Вначале я рассердился. Я подумал, что, если бы у нее не было этого друга и если бы он не погиб, я бы не получил его имя. Похож был бы на своих родителей и получил бы от них и их светлые кудряшки, и имя Биньямин, а Биньямин бы не родился, потому что им не нужно было бы исправлять неудачу.
Но по мере того, как я продолжал размышлять, мне пришла в голову еще одна возможность. На этот раз я рассердился на Биньямина — за то, что он родился вторым и отдал мне свое первородство. Если бы он родился первым, это он бы выглядел, как преступник, и получил бы имя мертвого друга, а я был бы Биньямин: легкий и красивый, с лицом ангелочка и голдене кудрями, — воровал бы в киосках, читал бы вывески на магазинах через окна мчащихся автобусов и имена писателей на кладбищенских памятниках.
Мешулам был с нами и на этот раз.
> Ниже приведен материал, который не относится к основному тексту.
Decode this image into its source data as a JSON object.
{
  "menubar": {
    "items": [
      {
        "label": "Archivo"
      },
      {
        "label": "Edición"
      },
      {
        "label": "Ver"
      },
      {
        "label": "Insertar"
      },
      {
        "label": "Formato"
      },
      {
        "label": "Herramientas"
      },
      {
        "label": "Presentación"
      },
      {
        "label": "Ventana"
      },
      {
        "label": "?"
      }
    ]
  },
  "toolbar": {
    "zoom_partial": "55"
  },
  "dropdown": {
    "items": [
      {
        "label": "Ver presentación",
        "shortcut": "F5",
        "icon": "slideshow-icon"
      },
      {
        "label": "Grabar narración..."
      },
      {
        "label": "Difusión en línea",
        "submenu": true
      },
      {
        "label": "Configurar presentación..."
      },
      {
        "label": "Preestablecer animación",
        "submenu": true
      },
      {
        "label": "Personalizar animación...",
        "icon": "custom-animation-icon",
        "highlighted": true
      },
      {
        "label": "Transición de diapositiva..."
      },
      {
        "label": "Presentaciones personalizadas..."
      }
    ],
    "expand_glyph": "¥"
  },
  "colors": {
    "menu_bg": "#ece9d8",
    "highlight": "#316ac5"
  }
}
Шел за нами на расстоянии, которое только он способен был рассчитать. Держался на дистанции помощи и заботы и отставал на дистанцию уважения и деликатности. Шел, следил, чтобы только я слышал, проверял, что ни одно слово не упало на землю.
Я спросил:
— И у тебя всегда был его голубь, а у него твой?
— Да.
— И вы посылали друг другу письма?
— Голубеграммы. Да. Когда только было можно.
— Но сколько же слов можно написать на таких маленьких записках?
— Представь себе, Яир, иногда достаточно и очень коротенького письма. Да и нет, и да и да и да, и нет и да и нет.
И вспомнила, как доктор Лауфер рассказывал своим голубятникам, что древние греки, еще до изобретения футляров, довольствовались одним лишь крашеным пером на крыле голубя, а о цвете договаривались заранее — один цвет для хорошего известия, другой цвет для плохих вестей. И сказала то, чего доктор Лауфер не говорил: что и сам голубь — это своего рода письмо. Оно в трепете и биении его крыльев, в его приземлении, в температуре тела, в отпечатках пальцев, которые его держали и запустили, в глазах, которые провожали его до тех пор, пока он не открылся ожидающим глазам.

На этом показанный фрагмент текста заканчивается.